Project 5: What are the evolutionary relationships between the KRAB domain of PRDM9 across non-avian reptiles? Related to the three above questions, this project would investigate the KRAB domain which is proposed to recruit recombination machinery after DNA binding occurs. Suggested reading: https://pubmed.ncbi.nlm.nih.gov/37716846Links to an external site..
Depending on interest and the group size, projects 3-5 could easily be combined. Otherwise, this would be suitable for an independent project.
Project 6: How do the predicted binding motifs of PRDM9 and the number of predicted binding sites across the genome differ across non-avian reptiles? This project would use the zinc finger residue to predict the DNA binding sequence and examine how degenerate it is. Further, the predicted binding sequence matrix would be searched across the reference genome for each selected taxa to compare the number of predicted hits and how they cluster in the genome.
Project 7: What are the potential positional affects of PRDM9 in the genome that impact its evolution?
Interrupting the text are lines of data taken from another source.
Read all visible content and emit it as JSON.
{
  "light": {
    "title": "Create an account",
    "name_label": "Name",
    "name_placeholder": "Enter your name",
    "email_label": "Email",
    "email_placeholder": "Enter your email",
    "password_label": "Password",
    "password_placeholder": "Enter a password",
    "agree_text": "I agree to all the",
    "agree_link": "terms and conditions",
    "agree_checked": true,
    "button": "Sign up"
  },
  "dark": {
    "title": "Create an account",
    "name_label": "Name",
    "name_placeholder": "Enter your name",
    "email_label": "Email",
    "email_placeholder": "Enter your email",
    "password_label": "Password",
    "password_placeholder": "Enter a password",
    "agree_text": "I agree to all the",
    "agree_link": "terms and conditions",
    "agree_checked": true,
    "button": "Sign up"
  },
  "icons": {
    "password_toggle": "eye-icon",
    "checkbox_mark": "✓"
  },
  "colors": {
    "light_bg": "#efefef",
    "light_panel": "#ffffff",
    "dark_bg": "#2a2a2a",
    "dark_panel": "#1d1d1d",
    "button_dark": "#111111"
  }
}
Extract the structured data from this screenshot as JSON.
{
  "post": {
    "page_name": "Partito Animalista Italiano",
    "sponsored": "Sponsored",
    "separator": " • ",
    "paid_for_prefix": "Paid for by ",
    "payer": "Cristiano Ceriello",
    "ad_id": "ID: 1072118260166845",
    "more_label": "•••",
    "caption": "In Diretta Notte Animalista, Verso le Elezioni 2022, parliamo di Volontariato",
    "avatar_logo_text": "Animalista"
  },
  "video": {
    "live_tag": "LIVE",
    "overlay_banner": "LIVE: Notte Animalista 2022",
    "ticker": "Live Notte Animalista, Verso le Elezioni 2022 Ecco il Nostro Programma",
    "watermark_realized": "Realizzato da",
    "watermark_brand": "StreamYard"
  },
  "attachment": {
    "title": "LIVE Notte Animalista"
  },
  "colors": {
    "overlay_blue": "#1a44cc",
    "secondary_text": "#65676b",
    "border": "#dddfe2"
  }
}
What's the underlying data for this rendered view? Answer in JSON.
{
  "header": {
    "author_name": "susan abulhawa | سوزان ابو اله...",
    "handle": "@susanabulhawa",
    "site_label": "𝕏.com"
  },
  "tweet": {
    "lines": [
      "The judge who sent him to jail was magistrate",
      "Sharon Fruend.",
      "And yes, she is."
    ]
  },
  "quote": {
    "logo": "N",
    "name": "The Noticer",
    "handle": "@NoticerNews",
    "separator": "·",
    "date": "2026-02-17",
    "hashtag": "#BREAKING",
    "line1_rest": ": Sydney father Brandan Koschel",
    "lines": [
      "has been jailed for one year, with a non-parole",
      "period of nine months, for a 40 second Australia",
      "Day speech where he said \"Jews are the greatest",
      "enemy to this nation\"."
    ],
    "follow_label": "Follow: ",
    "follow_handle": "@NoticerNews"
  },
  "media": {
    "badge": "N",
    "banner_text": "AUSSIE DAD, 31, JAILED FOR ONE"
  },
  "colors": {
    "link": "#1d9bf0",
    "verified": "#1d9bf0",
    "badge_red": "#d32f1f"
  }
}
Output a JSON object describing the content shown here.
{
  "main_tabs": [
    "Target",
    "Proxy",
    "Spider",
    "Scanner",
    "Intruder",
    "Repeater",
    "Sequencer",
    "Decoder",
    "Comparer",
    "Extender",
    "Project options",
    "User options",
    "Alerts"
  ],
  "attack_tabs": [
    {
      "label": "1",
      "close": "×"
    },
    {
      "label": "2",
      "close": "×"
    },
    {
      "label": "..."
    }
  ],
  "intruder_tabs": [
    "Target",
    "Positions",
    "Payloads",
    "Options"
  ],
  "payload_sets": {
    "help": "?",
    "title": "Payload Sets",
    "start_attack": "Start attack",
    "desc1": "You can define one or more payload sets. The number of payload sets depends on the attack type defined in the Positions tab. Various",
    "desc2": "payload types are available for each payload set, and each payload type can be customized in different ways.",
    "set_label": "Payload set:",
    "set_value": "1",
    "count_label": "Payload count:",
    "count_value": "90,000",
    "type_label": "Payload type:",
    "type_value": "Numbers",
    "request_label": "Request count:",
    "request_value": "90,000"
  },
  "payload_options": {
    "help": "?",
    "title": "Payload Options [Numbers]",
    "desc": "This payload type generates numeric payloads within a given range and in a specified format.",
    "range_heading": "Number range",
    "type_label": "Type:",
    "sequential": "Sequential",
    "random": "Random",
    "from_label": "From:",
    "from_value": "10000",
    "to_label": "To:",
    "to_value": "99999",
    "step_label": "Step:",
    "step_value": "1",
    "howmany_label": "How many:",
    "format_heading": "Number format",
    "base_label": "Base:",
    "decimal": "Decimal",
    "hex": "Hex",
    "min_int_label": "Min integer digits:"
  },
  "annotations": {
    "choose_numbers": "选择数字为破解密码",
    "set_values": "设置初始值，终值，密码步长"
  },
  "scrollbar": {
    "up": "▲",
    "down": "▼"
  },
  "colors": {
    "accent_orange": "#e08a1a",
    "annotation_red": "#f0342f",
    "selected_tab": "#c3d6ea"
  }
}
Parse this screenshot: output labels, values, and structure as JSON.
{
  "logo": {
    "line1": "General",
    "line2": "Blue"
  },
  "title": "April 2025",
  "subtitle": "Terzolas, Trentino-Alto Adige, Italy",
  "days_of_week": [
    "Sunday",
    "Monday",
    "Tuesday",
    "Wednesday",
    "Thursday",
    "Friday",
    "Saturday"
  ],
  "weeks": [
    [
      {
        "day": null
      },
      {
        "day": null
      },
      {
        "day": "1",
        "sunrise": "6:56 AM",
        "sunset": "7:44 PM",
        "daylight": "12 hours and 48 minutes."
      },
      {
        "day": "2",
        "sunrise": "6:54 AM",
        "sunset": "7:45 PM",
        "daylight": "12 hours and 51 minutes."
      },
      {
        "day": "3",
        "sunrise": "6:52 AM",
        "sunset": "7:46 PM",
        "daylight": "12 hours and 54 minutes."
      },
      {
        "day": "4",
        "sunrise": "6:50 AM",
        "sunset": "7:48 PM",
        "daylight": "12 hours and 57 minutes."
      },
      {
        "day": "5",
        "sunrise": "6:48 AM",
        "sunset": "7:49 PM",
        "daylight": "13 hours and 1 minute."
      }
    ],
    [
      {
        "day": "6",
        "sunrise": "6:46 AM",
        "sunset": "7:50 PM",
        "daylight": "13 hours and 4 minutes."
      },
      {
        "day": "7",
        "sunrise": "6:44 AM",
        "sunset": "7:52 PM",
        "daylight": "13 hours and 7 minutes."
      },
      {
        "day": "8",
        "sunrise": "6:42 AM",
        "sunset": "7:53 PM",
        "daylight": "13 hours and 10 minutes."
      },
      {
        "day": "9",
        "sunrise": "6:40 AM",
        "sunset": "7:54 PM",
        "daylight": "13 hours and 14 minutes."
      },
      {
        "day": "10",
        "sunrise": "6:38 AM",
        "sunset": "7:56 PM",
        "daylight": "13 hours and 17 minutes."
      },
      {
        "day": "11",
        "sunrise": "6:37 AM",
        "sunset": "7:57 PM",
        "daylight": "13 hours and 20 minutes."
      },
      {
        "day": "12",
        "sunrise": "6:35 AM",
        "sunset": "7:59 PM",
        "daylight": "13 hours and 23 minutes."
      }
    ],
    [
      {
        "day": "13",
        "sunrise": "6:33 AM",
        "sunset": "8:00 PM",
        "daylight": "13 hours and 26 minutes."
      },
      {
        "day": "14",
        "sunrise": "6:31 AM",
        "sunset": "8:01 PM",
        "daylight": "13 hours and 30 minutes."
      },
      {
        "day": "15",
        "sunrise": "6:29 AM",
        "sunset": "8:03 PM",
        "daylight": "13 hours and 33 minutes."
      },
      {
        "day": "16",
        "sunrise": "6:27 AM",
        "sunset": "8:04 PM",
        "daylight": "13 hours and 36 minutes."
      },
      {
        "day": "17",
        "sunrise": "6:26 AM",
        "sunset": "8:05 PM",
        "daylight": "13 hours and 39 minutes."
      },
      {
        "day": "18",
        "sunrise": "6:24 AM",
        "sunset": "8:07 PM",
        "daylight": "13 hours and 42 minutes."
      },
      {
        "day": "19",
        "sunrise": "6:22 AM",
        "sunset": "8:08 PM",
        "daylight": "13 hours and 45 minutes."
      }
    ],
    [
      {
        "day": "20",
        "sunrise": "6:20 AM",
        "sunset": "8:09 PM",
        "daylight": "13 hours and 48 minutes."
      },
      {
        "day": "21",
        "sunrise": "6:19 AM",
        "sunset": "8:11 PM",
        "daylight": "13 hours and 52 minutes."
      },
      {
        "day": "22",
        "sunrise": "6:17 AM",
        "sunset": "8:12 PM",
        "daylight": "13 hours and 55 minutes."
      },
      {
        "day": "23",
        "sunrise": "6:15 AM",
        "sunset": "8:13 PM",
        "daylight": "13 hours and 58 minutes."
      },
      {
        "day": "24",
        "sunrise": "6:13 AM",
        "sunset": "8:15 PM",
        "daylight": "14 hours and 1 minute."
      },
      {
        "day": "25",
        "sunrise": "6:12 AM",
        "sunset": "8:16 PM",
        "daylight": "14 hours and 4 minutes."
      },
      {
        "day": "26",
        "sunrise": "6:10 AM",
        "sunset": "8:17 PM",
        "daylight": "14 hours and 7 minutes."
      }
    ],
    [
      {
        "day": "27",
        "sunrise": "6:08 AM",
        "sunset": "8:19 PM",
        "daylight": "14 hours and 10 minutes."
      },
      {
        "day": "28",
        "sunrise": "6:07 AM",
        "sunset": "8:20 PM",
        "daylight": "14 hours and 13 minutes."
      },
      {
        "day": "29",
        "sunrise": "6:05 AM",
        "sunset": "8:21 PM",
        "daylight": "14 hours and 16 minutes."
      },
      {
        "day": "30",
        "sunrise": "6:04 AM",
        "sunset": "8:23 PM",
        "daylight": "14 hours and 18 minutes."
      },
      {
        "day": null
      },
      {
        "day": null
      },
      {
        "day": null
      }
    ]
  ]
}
One thing I have recently noticed in investigating PRDM9 along so many genome is that it seems to be located towards chromosome ends very often. The synteny of this gene is not well-maintained which likely contributed to its rapid evolution. The goal of this project would be to use genomes with chromosome-level assemblies to investigate this pattern more robustly. It may also include diving into neighboring genes a bit to see how this gene moves within the genomes across the tree of life.